A theory with the potential to blow up the universe, as it has come close to doing many times in the past. And yet, there is no evidence for it. On the contrary. In real life, not Golding’s version of reality, is actually true. What happens on a daily basis we can see when we look at the Tongan experience, where boys didn’t fight but worked together and remained firm friends throughout.
This, Bregman says, is the actual truth about humanity: we aren’t fighters, we are lovers. Our internal default is to work together. Throughout history, we have shown that, given the chance, what we are is nice. Bregman calls us the Homo Puppy, eager to wag its tail, play, and please as many people as we can find.
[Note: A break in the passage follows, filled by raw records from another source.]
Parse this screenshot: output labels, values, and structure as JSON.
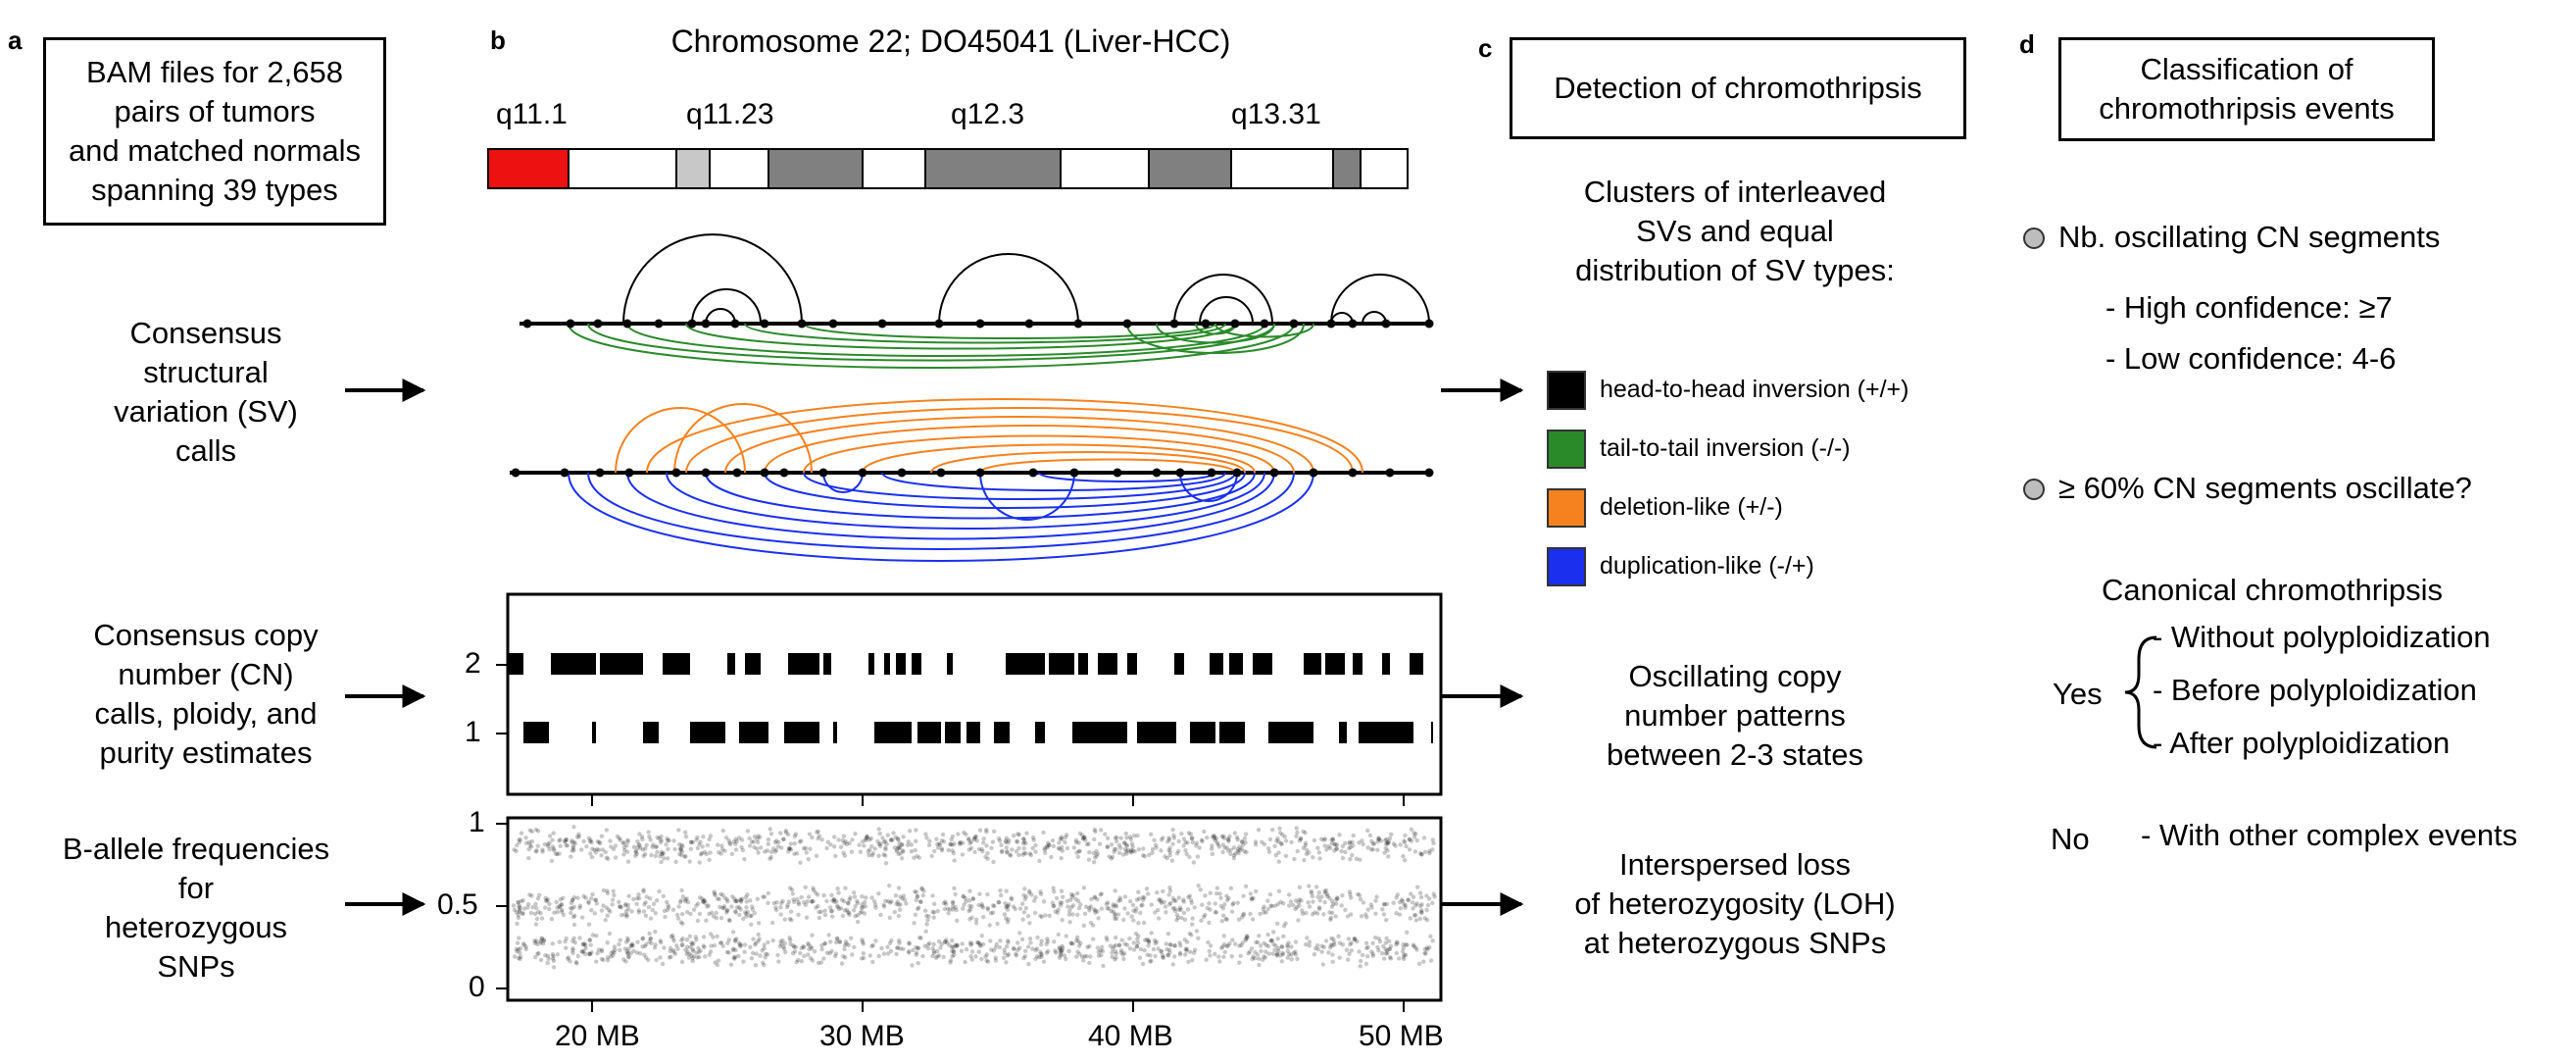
{
  "panel_letters": {
    "a": "a",
    "b": "b",
    "c": "c",
    "d": "d"
  },
  "panel_a": {
    "box_lines": [
      "BAM files for 2,658",
      "pairs of tumors",
      "and matched normals",
      "spanning 39 types"
    ],
    "sv_label": [
      "Consensus",
      "structural",
      "variation (SV)",
      "calls"
    ],
    "cn_label": [
      "Consensus copy",
      "number (CN)",
      "calls, ploidy, and",
      "purity estimates"
    ],
    "baf_label": [
      "B-allele frequencies",
      "for",
      "heterozygous",
      "SNPs"
    ]
  },
  "panel_b": {
    "title": "Chromosome 22; DO45041 (Liver-HCC)",
    "bands": [
      "q11.1",
      "q11.23",
      "q12.3",
      "q13.31"
    ],
    "cn_ticks": [
      "2",
      "1"
    ],
    "baf_ticks": [
      "1",
      "0.5",
      "0"
    ],
    "x_ticks": [
      "20 MB",
      "30 MB",
      "40 MB",
      "50 MB"
    ]
  },
  "panel_c": {
    "box_title": "Detection of chromothripsis",
    "clusters_text": [
      "Clusters of interleaved",
      "SVs and equal",
      "distribution of SV types:"
    ],
    "legend": [
      {
        "label": "head-to-head inversion (+/+)",
        "color": "#000000"
      },
      {
        "label": "tail-to-tail inversion (-/-)",
        "color": "#2a8a2a"
      },
      {
        "label": "deletion-like (+/-)",
        "color": "#f5821f"
      },
      {
        "label": "duplication-like (-/+)",
        "color": "#1a30ee"
      }
    ],
    "oscillating_text": [
      "Oscillating copy",
      "number patterns",
      "between 2-3 states"
    ],
    "loh_text": [
      "Interspersed loss",
      "of heterozygosity (LOH)",
      "at heterozygous SNPs"
    ]
  },
  "panel_d": {
    "box_title": [
      "Classification of",
      "chromothripsis events"
    ],
    "criterion1": "Nb. oscillating CN segments",
    "high_conf": "- High confidence: ≥7",
    "low_conf": "- Low confidence: 4-6",
    "criterion2": "≥ 60% CN segments oscillate?",
    "canonical": "Canonical chromothripsis",
    "yes": "Yes",
    "yes_items": [
      "- Without polyploidization",
      "- Before polyploidization",
      "- After polyploidization"
    ],
    "no": "No",
    "no_item": "- With other complex events"
  },
  "colors": {
    "centromere": "#ee1111",
    "band_light": "#c8c8c8",
    "band_dark": "#808080",
    "hh": "#000000",
    "tt": "#2a8a2a",
    "del": "#f5821f",
    "dup": "#1a30ee"
  }
}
Bregman finds part of his proof at the start of humanity. Why, he asks, did we survive and become top of the tree? Why not other animals, other humanoids, for that matter? The Neanderthals, for instance, were much smarter than Homo Sapiens.
They cooked, used fire, wore clothes, played music, made art and tools. They had bigger brains, stronger bodies, and were tough enough to live to tell the tale of two Ice Ages. There were other apes too that were stronger, smarter, faster, more cunning. And yet, they are in cages in zoos that we have built.
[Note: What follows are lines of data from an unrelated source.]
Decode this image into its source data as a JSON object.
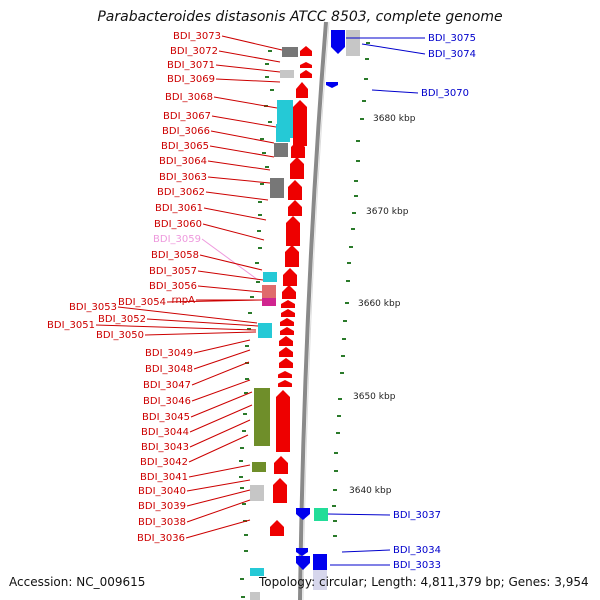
{
  "title": "Parabacteroides distasonis ATCC 8503, complete genome",
  "footer": {
    "accession": "Accession: NC_009615",
    "summary": "Topology: circular; Length: 4,811,379 bp; Genes: 3,954"
  },
  "colors": {
    "backbone": "#8a8a8a",
    "forward_gene": "#ee0000",
    "reverse_gene": "#0000ee",
    "tick": "#2a7a2a",
    "cyan": "#25c9d6",
    "olive": "#6f8e2a",
    "gray": "#777777",
    "light_gray": "#c6c6c6",
    "pink": "#e06b6b",
    "magenta": "#d0258f",
    "teal": "#22dd99"
  },
  "scale_labels": [
    {
      "text": "3680 kbp"
    },
    {
      "text": "3670 kbp"
    },
    {
      "text": "3660 kbp"
    },
    {
      "text": "3650 kbp"
    },
    {
      "text": "3640 kbp"
    }
  ],
  "left_labels": [
    {
      "text": "BDI_3073",
      "color": "#cc0000"
    },
    {
      "text": "BDI_3072",
      "color": "#cc0000"
    },
    {
      "text": "BDI_3071",
      "color": "#cc0000"
    },
    {
      "text": "BDI_3069",
      "color": "#cc0000"
    },
    {
      "text": "BDI_3068",
      "color": "#cc0000"
    },
    {
      "text": "BDI_3067",
      "color": "#cc0000"
    },
    {
      "text": "BDI_3066",
      "color": "#cc0000"
    },
    {
      "text": "BDI_3065",
      "color": "#cc0000"
    },
    {
      "text": "BDI_3064",
      "color": "#cc0000"
    },
    {
      "text": "BDI_3063",
      "color": "#cc0000"
    },
    {
      "text": "BDI_3062",
      "color": "#cc0000"
    },
    {
      "text": "BDI_3061",
      "color": "#cc0000"
    },
    {
      "text": "BDI_3060",
      "color": "#cc0000"
    },
    {
      "text": "BDI_3059",
      "color": "#ee99dd"
    },
    {
      "text": "BDI_3058",
      "color": "#cc0000"
    },
    {
      "text": "BDI_3057",
      "color": "#cc0000"
    },
    {
      "text": "BDI_3056",
      "color": "#cc0000"
    },
    {
      "text": "BDI_3054",
      "color": "#cc0000"
    },
    {
      "text": "rnpA",
      "color": "#cc0000"
    },
    {
      "text": "BDI_3053",
      "color": "#cc0000"
    },
    {
      "text": "BDI_3052",
      "color": "#cc0000"
    },
    {
      "text": "BDI_3051",
      "color": "#cc0000"
    },
    {
      "text": "BDI_3050",
      "color": "#cc0000"
    },
    {
      "text": "BDI_3049",
      "color": "#cc0000"
    },
    {
      "text": "BDI_3048",
      "color": "#cc0000"
    },
    {
      "text": "BDI_3047",
      "color": "#cc0000"
    },
    {
      "text": "BDI_3046",
      "color": "#cc0000"
    },
    {
      "text": "BDI_3045",
      "color": "#cc0000"
    },
    {
      "text": "BDI_3044",
      "color": "#cc0000"
    },
    {
      "text": "BDI_3043",
      "color": "#cc0000"
    },
    {
      "text": "BDI_3042",
      "color": "#cc0000"
    },
    {
      "text": "BDI_3041",
      "color": "#cc0000"
    },
    {
      "text": "BDI_3040",
      "color": "#cc0000"
    },
    {
      "text": "BDI_3039",
      "color": "#cc0000"
    },
    {
      "text": "BDI_3038",
      "color": "#cc0000"
    },
    {
      "text": "BDI_3036",
      "color": "#cc0000"
    }
  ],
  "right_labels": [
    {
      "text": "BDI_3075",
      "color": "#0000cc"
    },
    {
      "text": "BDI_3074",
      "color": "#0000cc"
    },
    {
      "text": "BDI_3070",
      "color": "#0000cc"
    },
    {
      "text": "BDI_3037",
      "color": "#0000cc"
    },
    {
      "text": "BDI_3034",
      "color": "#0000cc"
    },
    {
      "text": "BDI_3033",
      "color": "#0000cc"
    }
  ]
}
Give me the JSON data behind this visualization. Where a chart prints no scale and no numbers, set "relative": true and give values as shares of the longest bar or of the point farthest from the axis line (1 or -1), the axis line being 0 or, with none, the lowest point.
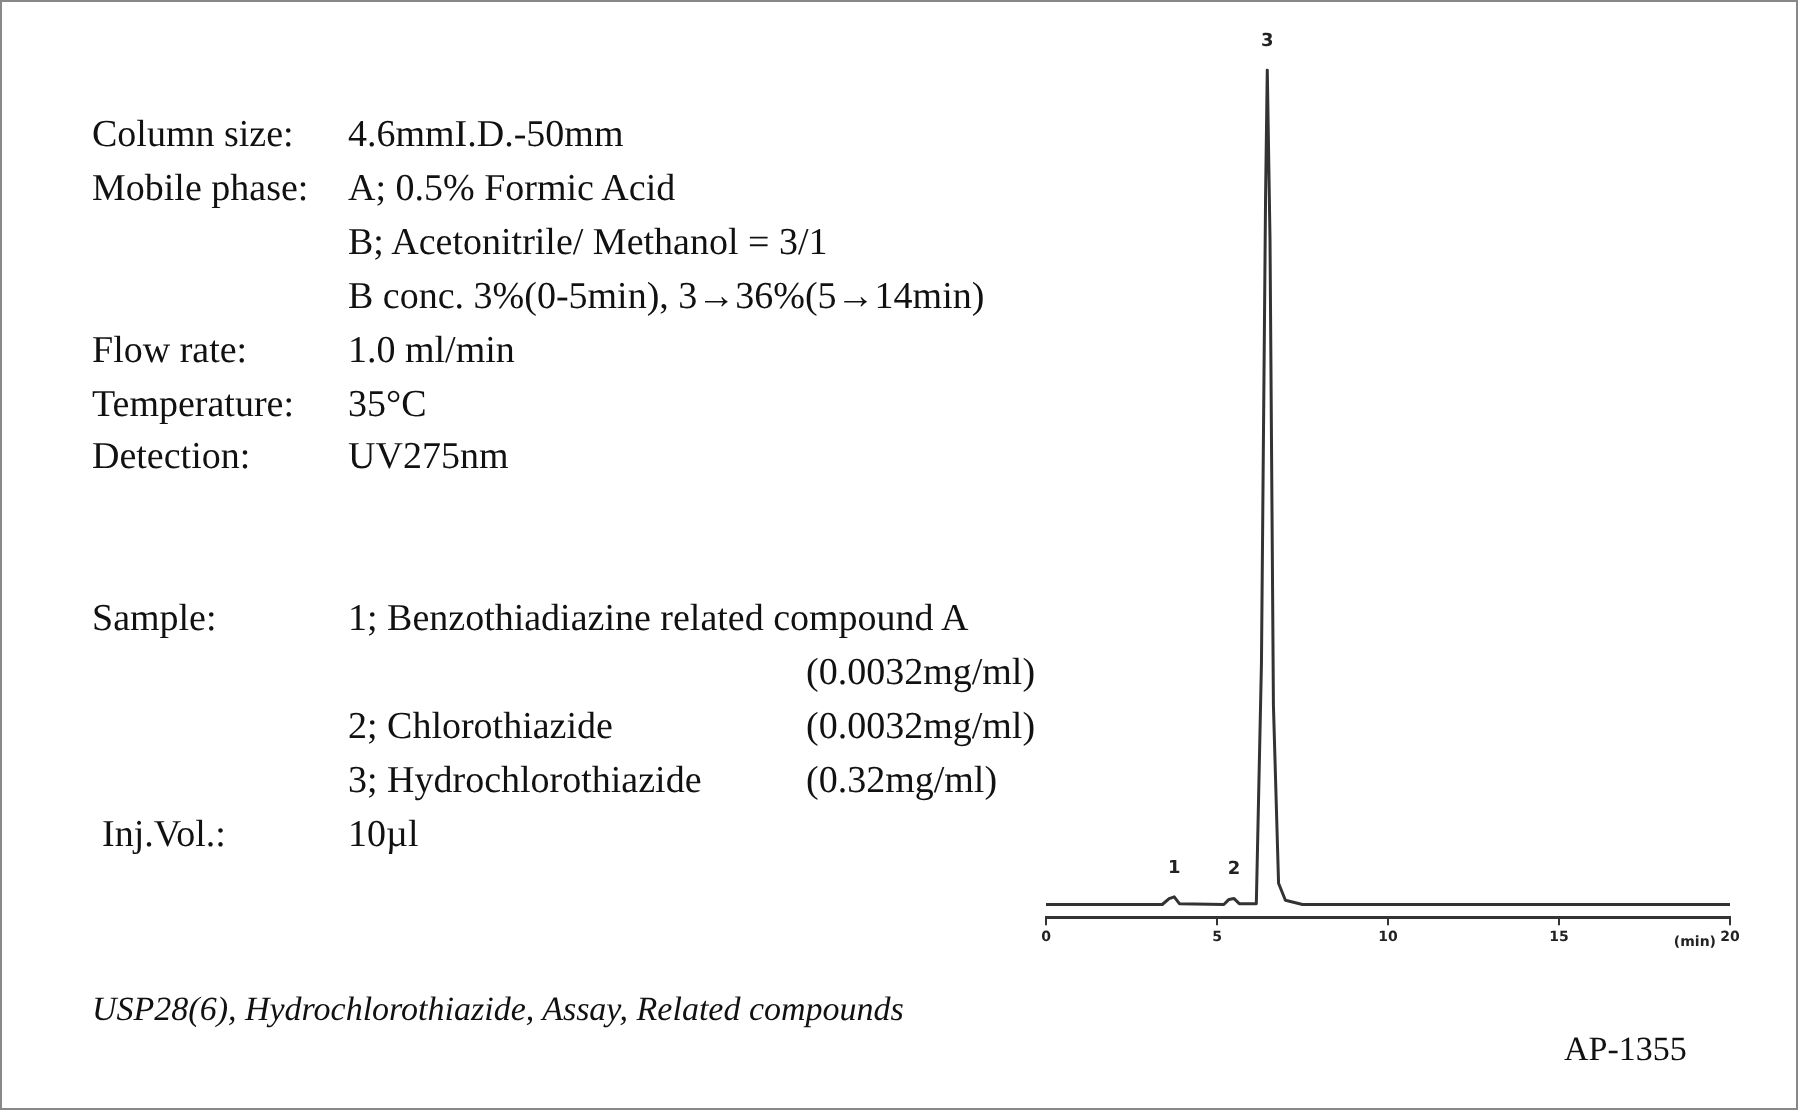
{
  "chart_data": {
    "type": "line",
    "relative": true,
    "xlabel": "(min)",
    "xlim": [
      0,
      20
    ],
    "xticks": [
      0,
      5,
      10,
      15,
      20
    ],
    "marker": "none",
    "color": "#333333",
    "x": [
      0,
      3.4,
      3.6,
      3.75,
      3.9,
      5.2,
      5.35,
      5.5,
      5.65,
      6.15,
      6.3,
      6.42,
      6.47,
      6.55,
      6.65,
      6.8,
      7.0,
      7.5,
      20
    ],
    "values": [
      0.015,
      0.015,
      0.022,
      0.024,
      0.016,
      0.015,
      0.021,
      0.022,
      0.016,
      0.016,
      0.3,
      0.85,
      1,
      0.8,
      0.25,
      0.04,
      0.02,
      0.015,
      0.015
    ],
    "annotations": [
      "Column size:",
      "4.6mmI.D.-50mm",
      "Mobile phase:",
      "A; 0.5% Formic Acid",
      "B; Acetonitrile/ Methanol = 3/1",
      "B conc. 3%(0-5min), 3→36%(5→14min)",
      "Flow rate:",
      "1.0 ml/min",
      "Temperature:",
      "35°C",
      "Detection:",
      "UV275nm",
      "Sample:",
      "1; Benzothiadiazine related compound A",
      "(0.0032mg/ml)",
      "2; Chlorothiazide",
      "(0.0032mg/ml)",
      "3; Hydrochlorothiazide",
      "(0.32mg/ml)",
      "Inj.Vol.:",
      "10µl",
      "USP28(6), Hydrochlorothiazide, Assay, Related compounds",
      "AP-1355",
      {
        "text": "1",
        "x": 3.75,
        "y": 0.024
      },
      {
        "text": "2",
        "x": 5.5,
        "y": 0.022
      },
      {
        "text": "3",
        "x": 6.47,
        "y": 1
      }
    ]
  }
}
The reason for that, Bregman concludes from the evidence, is that we were just better at working together. Because we could, we shared knowledge and the collective became much smarter much quicker. Also, because the friendliest of us were the most connected, they had the most offspring. And so the friendly gene spread. And we did too.
The nicer we were, the bigger our circle became. We were hunters and gatherers, so we had a big network that grew bigger the more we traveled. And wherever we came, we learned something new. This is how we managed to defeat the Neanderthals: we were nicer and, because of that, others shared their knowledge.
The actual truth about humanity: we aren’t fighters, we are lovers. Our internal default is to work together.
Of course, sometimes somebody became a bit too big for his or her boots. That was annoying and upset the share-and-share-alike etiquette. So, most of those people were banned, or in severe cases killed. Rather that than war. Newly interpreted archaeology now shows that that kind of conflict only started when we settled down. Started agriculture, stopped traveling, put fences around blocks of land.
Ownership tore us apart and, in no time at all, the theory was born that all people were bad. Out for my pig, my wife, my land, my house. Mine. Not ours. The Homo Puppy was starting to lose its playfulness.
That was terrible for most of us, but great for the newly formed powers-that-be. Their story is that the world/others/humanity sucks and that we need them to protect us. And we have fallen for it, let ourselves be manipulated. No fear, no power.
And so, here we are. Scared, distrustful, anxious, depressed. For no reason whatsoever.